Kegiatan ini dilaksanakan di empat titik wilayah Indonesia. Yakni Sukabumi, Tegal, Probolinggo, dan Kabanjahe - yang berlangsung sejak tanggal 5 hingga 12 November 2025.
Dengan mengangkat tagline “Literasi dan Inklusi Keuangan Asuransi”, program ini diikuti oleh total 200 nasabah PNM Mekaar.
Inisiatif ini merupakan bagian dari upaya PNM dalam meningkatkan kemampuan dan pemahaman finansial nasabah, khususnya perempuan pelaku usaha mikro.
Melalui kegiatan edukasi ini, peserta mempelajari peran asuransi dalam memberikan perlindungan atas risiko usaha maupun pendapatan keluarga, sehingga mampu memperkuat ketahanan ekonomi rumah tangga.
Rangkaian kegiatan diselenggarakan pada:
• Sukabumi (Jawa Barat) – Hotel Laska, 5 November 2025
• Tegal (Jawa Tengah) – Hotel Aston Pekalongan, 10 November 2025
• Probolinggo (Jawa Timur) – ORIN Hall & Resto, 7 November 2025
• Kabanjahe (Sumatera Utara) – Hotel Miki Holiday, 12 November 2025
Setiap kegiatan diikuti oleh nasabah Mekaar dari masing-masing cabang dan mendapat dukungan penuh dari tim PNM dan BRINS.

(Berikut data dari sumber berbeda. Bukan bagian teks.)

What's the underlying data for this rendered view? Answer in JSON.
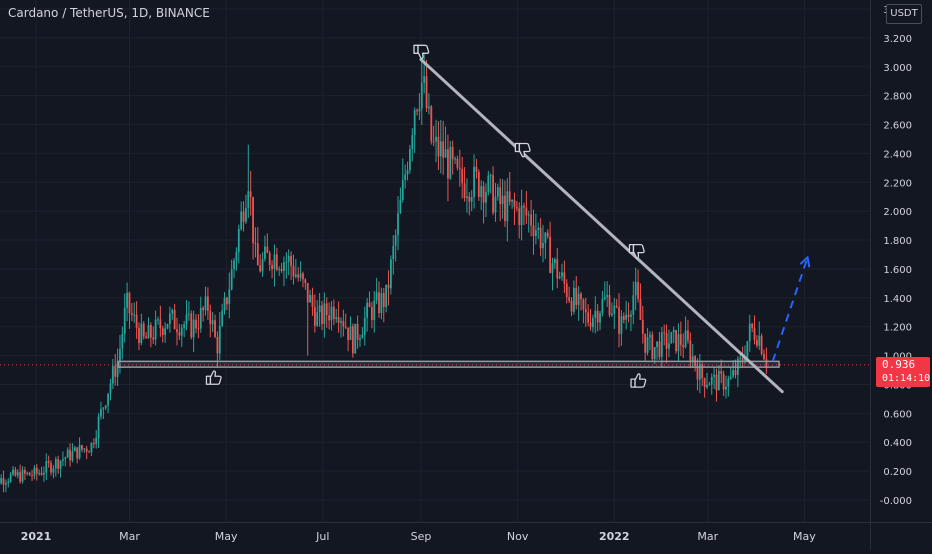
{
  "header": {
    "title": "Cardano / TetherUS, 1D, BINANCE",
    "currency": "USDT"
  },
  "price_tag": {
    "price": "0.936",
    "countdown": "01:14:10"
  },
  "colors": {
    "background": "#131722",
    "up_candle": "#26a69a",
    "down_candle": "#ef5350",
    "trendline": "#b2b5be",
    "support_zone": "#9598a1",
    "projection": "#2962ff",
    "price_tag": "#f23645",
    "axis_text": "#d1d4dc"
  },
  "chart_data": {
    "type": "candlestick",
    "title": "Cardano / TetherUS, 1D, BINANCE",
    "x_tick_labels": [
      "2021",
      "Mar",
      "May",
      "Jul",
      "Sep",
      "Nov",
      "2022",
      "Mar",
      "May"
    ],
    "y_tick_labels": [
      "3.400",
      "3.200",
      "3.000",
      "2.800",
      "2.600",
      "2.400",
      "2.200",
      "2.000",
      "1.800",
      "1.600",
      "1.400",
      "1.200",
      "1.000",
      "0.800",
      "0.600",
      "0.400",
      "0.200",
      "-0.000"
    ],
    "ylim": [
      -0.1,
      3.45
    ],
    "grid": true,
    "current_price": 0.936,
    "price_path": [
      [
        "2020-12-01",
        0.12
      ],
      [
        "2020-12-15",
        0.16
      ],
      [
        "2021-01-01",
        0.18
      ],
      [
        "2021-01-20",
        0.3
      ],
      [
        "2021-02-05",
        0.38
      ],
      [
        "2021-02-15",
        0.75
      ],
      [
        "2021-02-22",
        0.98
      ],
      [
        "2021-02-27",
        1.35
      ],
      [
        "2021-03-10",
        1.1
      ],
      [
        "2021-03-25",
        1.25
      ],
      [
        "2021-04-10",
        1.2
      ],
      [
        "2021-04-20",
        1.35
      ],
      [
        "2021-04-25",
        1.05
      ],
      [
        "2021-05-05",
        1.6
      ],
      [
        "2021-05-15",
        2.25
      ],
      [
        "2021-05-20",
        1.6
      ],
      [
        "2021-05-30",
        1.7
      ],
      [
        "2021-06-10",
        1.65
      ],
      [
        "2021-06-20",
        1.45
      ],
      [
        "2021-06-28",
        1.25
      ],
      [
        "2021-07-10",
        1.35
      ],
      [
        "2021-07-20",
        1.1
      ],
      [
        "2021-07-30",
        1.3
      ],
      [
        "2021-08-10",
        1.4
      ],
      [
        "2021-08-20",
        2.1
      ],
      [
        "2021-08-28",
        2.75
      ],
      [
        "2021-09-02",
        2.9
      ],
      [
        "2021-09-08",
        2.45
      ],
      [
        "2021-09-15",
        2.4
      ],
      [
        "2021-09-25",
        2.2
      ],
      [
        "2021-10-10",
        2.2
      ],
      [
        "2021-10-20",
        2.05
      ],
      [
        "2021-11-01",
        2.0
      ],
      [
        "2021-11-10",
        1.95
      ],
      [
        "2021-11-25",
        1.6
      ],
      [
        "2021-12-05",
        1.4
      ],
      [
        "2021-12-15",
        1.25
      ],
      [
        "2021-12-28",
        1.4
      ],
      [
        "2022-01-05",
        1.2
      ],
      [
        "2022-01-14",
        1.45
      ],
      [
        "2022-01-20",
        1.1
      ],
      [
        "2022-01-25",
        1.05
      ],
      [
        "2022-02-05",
        1.1
      ],
      [
        "2022-02-15",
        1.1
      ],
      [
        "2022-02-25",
        0.85
      ],
      [
        "2022-03-05",
        0.82
      ],
      [
        "2022-03-15",
        0.82
      ],
      [
        "2022-03-22",
        0.95
      ],
      [
        "2022-03-28",
        1.18
      ],
      [
        "2022-04-02",
        1.15
      ],
      [
        "2022-04-08",
        0.94
      ]
    ],
    "annotations": {
      "resistance_trendline": {
        "from": [
          "2021-09-01",
          3.05
        ],
        "to": [
          "2022-04-17",
          0.75
        ]
      },
      "support_zone": {
        "from": "2021-02-22",
        "to": "2022-04-15",
        "low": 0.92,
        "high": 0.96
      },
      "projection_arrow": {
        "from": [
          "2022-04-11",
          0.96
        ],
        "to": [
          "2022-05-03",
          1.68
        ]
      },
      "markers": [
        {
          "icon": "thumbs-down-icon",
          "date": "2021-09-01",
          "price": 3.1
        },
        {
          "icon": "thumbs-down-icon",
          "date": "2021-11-04",
          "price": 2.42
        },
        {
          "icon": "thumbs-down-icon",
          "date": "2022-01-15",
          "price": 1.72
        },
        {
          "icon": "thumbs-up-icon",
          "date": "2021-04-23",
          "price": 0.85
        },
        {
          "icon": "thumbs-up-icon",
          "date": "2022-01-16",
          "price": 0.83
        }
      ]
    }
  }
}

Materi yang diberikan mencakup pengenalan dasar asuransi, manfaat perlindungan aset dan pendapatan, serta peran asuransi dalam menjaga ketahanan finansial keluarga—khususnya bagi pelaku usaha ultra mikro yang rentan terhadap risiko usaha.
Kolaborasi antara PNM dan BRINS ini menjadi bagian dari upaya berkelanjutan untuk memperluas akses masyarakat terhadap edukasi keuangan yang inklusif.
Sinergi ini juga mendukung agenda pembangunan berkelanjutan, terutama dalam meningkatkan kemampuan masyarakat prasejahtera dalam mengelola risiko dan mempersiapkan keamanan finansial jangka panjang.
PNM dan BRINS berkomitmen untuk terus memperluas program literasi di berbagai wilayah Indonesia sebagai bentuk kontribusi nyata terhadap kemandirian ekonomi nasabah serta penguatan ekosistem pemberdayaan perempuan pelaku usaha mikro.